MVC—Just Another Acronym?

MVC is a means of organizing a dynamic website. The design pattern has been around since 1979 when it was first described by the Norwegian, Trygve Reenskaug. Here's an outline of the different types of files:

• Models are objects, which represent the underlying data. They hover above the database and access it as required. They can also perform operations on data to add meaning to it.

• Views show the state of the model. They are responsible for displaying information to the end user. (Although they are normally HMTL views, they might be any form of interface. They might be views specially adapted for small PDA screens or WAP telephones, for example.)

• Controllers offer options to change the state of the model. They are responsible for consulting models. They provide the dynamic data to views.

CI has subfolders for models, views, and controllers. Each file within them is a .php file, usually in the form of a class that follows certain naming conventions.

CI helps you to follow the MVC pattern, and as a result makes it much easier to lay your code out.
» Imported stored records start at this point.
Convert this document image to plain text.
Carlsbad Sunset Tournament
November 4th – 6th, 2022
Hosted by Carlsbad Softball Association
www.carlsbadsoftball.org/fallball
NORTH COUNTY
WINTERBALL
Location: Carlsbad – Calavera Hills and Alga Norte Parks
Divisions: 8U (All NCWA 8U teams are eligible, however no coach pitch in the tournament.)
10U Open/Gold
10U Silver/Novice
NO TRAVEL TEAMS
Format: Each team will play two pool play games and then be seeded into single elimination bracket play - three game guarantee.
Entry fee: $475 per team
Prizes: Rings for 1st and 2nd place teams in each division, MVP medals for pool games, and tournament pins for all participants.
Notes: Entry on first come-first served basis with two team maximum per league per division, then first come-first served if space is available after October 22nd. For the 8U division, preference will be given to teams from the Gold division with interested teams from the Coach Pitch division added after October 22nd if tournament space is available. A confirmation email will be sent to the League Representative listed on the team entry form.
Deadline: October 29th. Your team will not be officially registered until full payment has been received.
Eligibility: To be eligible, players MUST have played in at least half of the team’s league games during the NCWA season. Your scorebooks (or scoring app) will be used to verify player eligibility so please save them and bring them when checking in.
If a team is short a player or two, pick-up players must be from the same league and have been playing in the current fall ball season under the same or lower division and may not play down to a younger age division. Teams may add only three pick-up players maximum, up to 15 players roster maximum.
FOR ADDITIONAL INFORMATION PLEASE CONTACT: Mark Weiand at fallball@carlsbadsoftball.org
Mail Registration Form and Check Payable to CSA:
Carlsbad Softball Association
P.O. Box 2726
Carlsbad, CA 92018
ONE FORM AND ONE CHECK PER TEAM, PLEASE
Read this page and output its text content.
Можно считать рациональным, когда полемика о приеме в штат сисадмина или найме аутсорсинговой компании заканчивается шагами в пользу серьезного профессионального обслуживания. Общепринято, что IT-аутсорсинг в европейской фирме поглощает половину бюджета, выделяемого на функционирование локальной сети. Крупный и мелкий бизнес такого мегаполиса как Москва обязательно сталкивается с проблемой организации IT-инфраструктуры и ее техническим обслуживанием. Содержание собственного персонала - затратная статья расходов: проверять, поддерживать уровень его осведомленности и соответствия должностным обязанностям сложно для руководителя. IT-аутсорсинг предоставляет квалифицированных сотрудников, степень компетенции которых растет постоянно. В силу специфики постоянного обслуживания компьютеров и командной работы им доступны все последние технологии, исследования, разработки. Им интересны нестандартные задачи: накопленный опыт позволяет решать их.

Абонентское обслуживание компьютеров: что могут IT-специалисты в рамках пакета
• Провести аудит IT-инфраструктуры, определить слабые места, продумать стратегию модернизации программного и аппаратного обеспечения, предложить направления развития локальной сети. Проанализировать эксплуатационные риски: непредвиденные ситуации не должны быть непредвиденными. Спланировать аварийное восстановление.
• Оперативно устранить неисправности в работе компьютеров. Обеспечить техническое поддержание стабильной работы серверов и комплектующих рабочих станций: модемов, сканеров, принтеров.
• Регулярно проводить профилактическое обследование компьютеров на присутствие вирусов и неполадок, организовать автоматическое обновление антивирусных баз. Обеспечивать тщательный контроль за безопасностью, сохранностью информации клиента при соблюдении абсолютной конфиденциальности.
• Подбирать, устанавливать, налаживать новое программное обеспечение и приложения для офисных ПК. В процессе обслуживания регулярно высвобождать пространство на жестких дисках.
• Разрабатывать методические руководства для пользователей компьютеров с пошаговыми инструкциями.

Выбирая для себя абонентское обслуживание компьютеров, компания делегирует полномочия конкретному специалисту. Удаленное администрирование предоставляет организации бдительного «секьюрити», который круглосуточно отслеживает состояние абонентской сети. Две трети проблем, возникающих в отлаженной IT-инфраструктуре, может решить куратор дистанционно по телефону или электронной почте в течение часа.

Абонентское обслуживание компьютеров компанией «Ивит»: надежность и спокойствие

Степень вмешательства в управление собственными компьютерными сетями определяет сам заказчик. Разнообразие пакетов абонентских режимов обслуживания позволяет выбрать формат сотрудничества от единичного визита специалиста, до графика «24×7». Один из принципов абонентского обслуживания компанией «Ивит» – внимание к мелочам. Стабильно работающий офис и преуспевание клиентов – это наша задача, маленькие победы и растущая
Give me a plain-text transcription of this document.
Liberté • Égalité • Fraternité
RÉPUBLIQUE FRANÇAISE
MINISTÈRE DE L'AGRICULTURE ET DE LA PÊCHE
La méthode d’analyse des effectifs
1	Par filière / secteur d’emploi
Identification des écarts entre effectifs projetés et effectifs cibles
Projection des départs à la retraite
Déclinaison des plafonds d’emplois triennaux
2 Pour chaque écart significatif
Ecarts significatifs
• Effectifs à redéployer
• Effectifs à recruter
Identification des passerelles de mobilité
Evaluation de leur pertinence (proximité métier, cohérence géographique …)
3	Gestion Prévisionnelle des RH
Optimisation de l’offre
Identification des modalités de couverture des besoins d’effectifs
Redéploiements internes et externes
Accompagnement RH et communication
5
CI allows you a lot of flexibility, and you get all the advantages of the MVC structure.

Try to think in MVC terms as you write. As far as possible, try to keep your 'views' focused purely on presentation, and your 'controllers' purely on controlling application flow. Keep the application logic in the data models and the database.

This way, if you do decide to create a new set of views for a new display method, you don't have to alter much code in any of the controllers or the models. If you update some of your 'business logic', you only have to change code in the models.

On the other hand, while this is a very interesting and useful division, it's important not to take it too seriously. MVC is intended to help you and not to be a straitjacket. Different programs and frameworks implement MVC in slightly different ways. The CI forums contain many anguished queries about the 'right' way to implement MVC. (Should I do database queries from controllers, or should this only be done in models? Can I return a view directly from a model, or should I go through a controller first?)

Rather than trying to achieve the theoretically 'right' result, just keep in mind the two useful principles. These are set out in the Design and Architectural Goals section of CI's User Guide:

• Loose Coupling: Coupling is the degree to which the components of a system rely on each other. The less the components depend on each other, the more re-usable and flexible the system becomes. Our goal was a very loosely coupled system.

• Component Singularity: Singularity is the degree to which components have a narrowly focused purpose. In CodeIgniter, each class and its functions are highly autonomous in order to allow maximum usefulness.

These were Rick Ellis's objectives in building CI, and they are good objectives for your own sites too. Provided that you meet these objectives, it doesn't matter very much what your code sections are called.

It does work. My own experience is that 'loose coupled' helpers or libraries written for one site can be very easily dropped in to another, saving hours of development time.

So, if your controller queries the database directly, or your model calls a view, the CI code will work properly — there's usually no technical issue—but your MVC interpretation may not be 'correct'. Don't worry, be happy!